Great idea. I wonder if I have headphones for my phone. More and more people are talking about audio books. Thanks Beth.
Thanks, Catherine! I so appreciate having headphones — I watch a lot of movies on my laptop using headphones so that I can hear more clearly, and they work for my iPod touch and my phone as well. Hope you find some — audio books are great!
Hi, Beth. I love the idea of counting down to Christmas (or other holidays) with poems. My girls are going to have a Read-a-Thon at school this month, and this sounds like something fun we can incorporate!
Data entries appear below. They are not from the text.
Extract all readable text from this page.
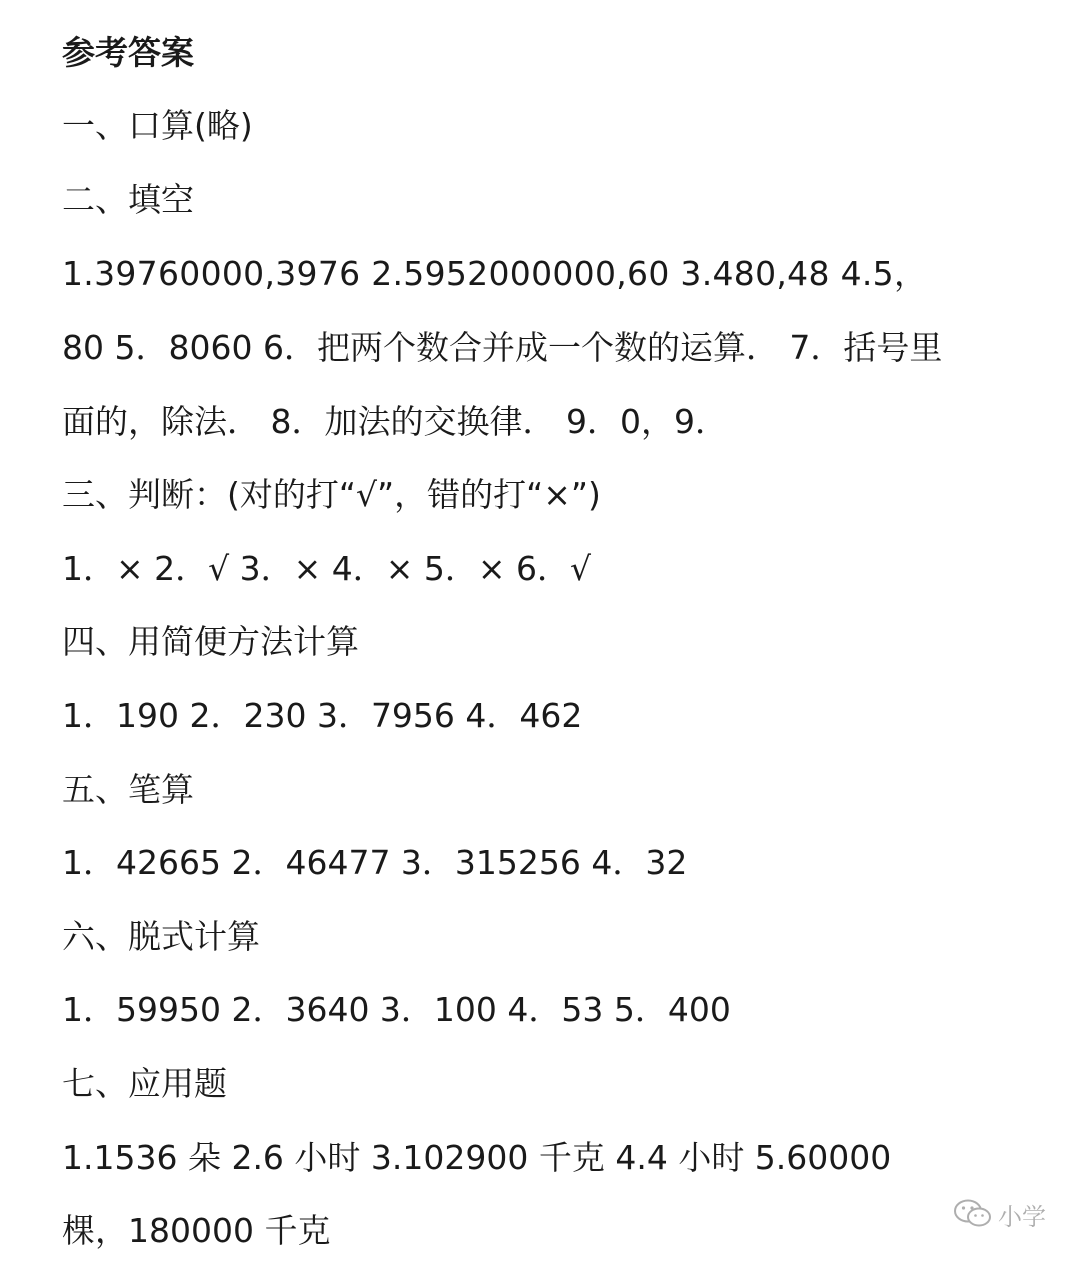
参考答案
一、口算(略)
二、填空
1.39760000,3976 2.5952000000,60 3.480,48 4.5，
80 5．8060 6．把两个数合并成一个数的运算． 7．括号里
面的，除法． 8．加法的交换律． 9．0，9．
三、判断：(对的打“√”，错的打“×”)
1．× 2．√ 3．× 4．× 5．× 6．√
四、用简便方法计算
1．190 2．230 3．7956 4．462
五、笔算
1．42665 2．46477 3．315256 4．32
六、脱式计算
1．59950 2．3640 3．100 4．53 5．400
七、应用题
1.1536 朵 2.6 小时 3.102900 千克 4.4 小时 5.60000
棵，180000 千克	小学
Ooooh, Kerry – I love the idea of a Read-A-Thon, and especially the idea of incorporating poems! Thanks!
Love this idea, Beth!
A beautiful idea, Beth! We do an advent calendar every year and the boys enjoy it very much. I love the idea of adding a poem a day in as an extra treat!
Thanks, Heather! I hope the boys will enjoy that extra “treat”!
A lovely idea, Beth. Thanks for sharing!
Thank you, Patricia! I was delighted when Jan suggested it to me!
Beth, lovely idea that feeds the soul!
Thank you, Pat. It does, indeed.
I am using the LEGO Star Wars 2011 Advent Calender this year. I got it in January this year, so now I can use it. I really like you and your friend’s idea! 😀
Thanks, Erik! That calendar sounds extra cool! You’ve had to wait a long time before you could use it!!! You needed a countdown to your countdown!
What a lovely idea, Beth (and Jan :)) I wish you were able to post and share with us the poems you read, but i guess that would be copyright infringement… so I’ll have to find my own poem source 🙂
Thanks, Susanna! I was so grateful when Jan came up with the idea! And yes, that would be copyright infringement, I’m afraid. You should be able to find poetry books at your local library — maybe they even have Julie Andrews’ Collection of Poems, Songs, and Lullabies! (“Treasury” was just published in early October, so it may not have made it to library shelves yet.)